KİM ÖZELEŞTİRİSİNİ VERDİ Kİ
Ama sen geçmişteki eleştirdiğin şeylerin bin katı bugün icra edilirken halen cemaate vurmanın kolay tarafını keşfetmişsin. Vuruyorsun abalıya bir güzel. Vurdukça daha demokrat, daha tarafsız, daha birey, daha cesur, daha gazeteci görünüyorsun öyle değil mi? Ne diyorsun gerekçe olarak; ‘E cemaat de özeleştiri yapsın bilader’… E yapıyor? Yok, yetmez! Yerlere kapansın, günde üç öğün af dilesin.
Gelinen noktada artık ayan beyan ortaya çıktı ki, Türkiye bir milletten değil, sosyolojik aşiretler ve cemaatlerden oluşuyor. Peki, hangi cemaatin geçmişi, ‘cemaat’ten daha temiz? Soruyorum. Sen, AKP ve cemaati kastederek, “İki taraf da birbirinden kirli, yesinler birbirini” diyorsun ya, ben de soruyorum; sana bu ‘günahsızlık mevkiini’ hangi lekesiz geçmiş bahşetti? Zira kendileri, her saat her dakika yaptıkları özeleştirileri üst üste koyarak o kadar yükseğe kurmuşlar ya minderlerini. Bir dön bak bakalım Türkiye’nin yakın tarihine.
Bir kere bugün tatlı su muhalifliğine soyunduğun AKP’yi doğuranın, senin cemaatinin geçmişteki affedilmez günahları olduğunun ne kadar farkındasın acaba? Yüzleştin mi bu geçmişle? Özeleştirini verdin mi?

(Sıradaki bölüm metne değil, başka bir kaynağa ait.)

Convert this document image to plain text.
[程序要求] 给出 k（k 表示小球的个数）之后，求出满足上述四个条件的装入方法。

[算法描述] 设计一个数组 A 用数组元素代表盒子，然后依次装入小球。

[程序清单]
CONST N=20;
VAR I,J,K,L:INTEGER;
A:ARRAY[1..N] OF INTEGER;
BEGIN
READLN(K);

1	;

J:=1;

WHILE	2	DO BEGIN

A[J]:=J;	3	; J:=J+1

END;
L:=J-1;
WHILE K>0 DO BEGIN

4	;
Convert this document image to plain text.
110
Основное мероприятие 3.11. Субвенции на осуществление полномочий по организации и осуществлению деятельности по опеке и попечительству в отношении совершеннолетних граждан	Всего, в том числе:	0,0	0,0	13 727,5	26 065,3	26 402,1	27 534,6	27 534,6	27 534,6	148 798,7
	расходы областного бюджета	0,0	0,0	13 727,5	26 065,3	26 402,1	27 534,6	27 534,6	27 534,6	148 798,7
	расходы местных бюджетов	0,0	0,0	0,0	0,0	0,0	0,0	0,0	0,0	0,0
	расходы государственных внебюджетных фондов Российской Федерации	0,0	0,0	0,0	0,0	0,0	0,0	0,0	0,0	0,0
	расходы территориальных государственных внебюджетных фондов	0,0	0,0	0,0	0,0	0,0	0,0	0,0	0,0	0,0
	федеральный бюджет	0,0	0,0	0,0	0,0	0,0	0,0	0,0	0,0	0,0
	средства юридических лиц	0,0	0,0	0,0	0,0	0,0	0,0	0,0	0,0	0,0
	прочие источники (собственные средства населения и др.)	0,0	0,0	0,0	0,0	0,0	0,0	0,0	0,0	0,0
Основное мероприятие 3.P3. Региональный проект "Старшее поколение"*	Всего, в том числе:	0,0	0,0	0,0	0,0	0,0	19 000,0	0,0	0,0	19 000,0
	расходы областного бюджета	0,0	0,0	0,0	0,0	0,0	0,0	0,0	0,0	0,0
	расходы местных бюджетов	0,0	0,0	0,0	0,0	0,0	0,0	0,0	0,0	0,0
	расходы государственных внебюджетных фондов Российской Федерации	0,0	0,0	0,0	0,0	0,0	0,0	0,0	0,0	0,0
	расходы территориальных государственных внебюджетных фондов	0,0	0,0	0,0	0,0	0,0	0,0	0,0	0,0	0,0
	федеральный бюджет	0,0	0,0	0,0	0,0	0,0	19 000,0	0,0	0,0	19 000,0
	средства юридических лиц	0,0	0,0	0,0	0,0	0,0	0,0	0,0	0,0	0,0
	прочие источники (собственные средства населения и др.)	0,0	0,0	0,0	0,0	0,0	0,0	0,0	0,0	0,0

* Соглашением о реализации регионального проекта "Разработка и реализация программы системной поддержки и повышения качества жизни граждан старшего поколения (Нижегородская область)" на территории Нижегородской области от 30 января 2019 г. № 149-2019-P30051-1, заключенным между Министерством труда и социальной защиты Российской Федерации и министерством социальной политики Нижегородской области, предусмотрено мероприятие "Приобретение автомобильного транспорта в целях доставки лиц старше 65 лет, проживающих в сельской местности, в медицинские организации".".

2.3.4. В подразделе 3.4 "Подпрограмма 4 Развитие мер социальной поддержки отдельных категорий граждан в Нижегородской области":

Cemaat, 3 yıldır bir sosyal soykırım altında tarihin en büyük zulümlerinden birine maruz kalıyor. Daha nasıl bir kefaret istiyorsun arkadaş, bir türlü geçmek bilmedi hıncınız.
BÜŞRA’YI ASALIM MI?
Tıpkı Büşra Erdal mevzuu gibi. Evet, attığı tweet’ler insanlığa sığmazdı. Savunulur tarafı yok. Ama hadi bunun ceza kanunlarında bir karşılığı olmadığını geçtim, e vicdani olarak da özür diledi be arkadaş! İddianameye bakılırsa 8 aydır da suçsuz yere cezaevinde. Daha ne bedel ödesin istiyorsun İsmail? İdam mı edelim? Kaldı ki sen o 31 Mart’ta attığın rezil tweet’le insanoğlunun bazen böyle saçmalayabileceğini ispat etmiş biri olarak daha kimden, neyin bedelini istiyorsun İsmail?
Böyle oluyor işte bizim memleketin demokratları da… Hani şimdi dünyanın dört bir tarafına savrulup da gerçek demokratları, insan hakkı savunucularını, solcularını, liberallerini tanımasak (sayenizde elbette) bize kendinizi sol-demokrat olarak yutturacaksınız iyi mi! Gerçi hakkın var. FITRAT işte! Özeleştiri vermeyince değişmiyor. İsmail Saymaz’ın bile objektif gazeteci, en bi solcu ve dahi en bi demokrat sayıldığı ülke; yanılmadınız: Türkiye!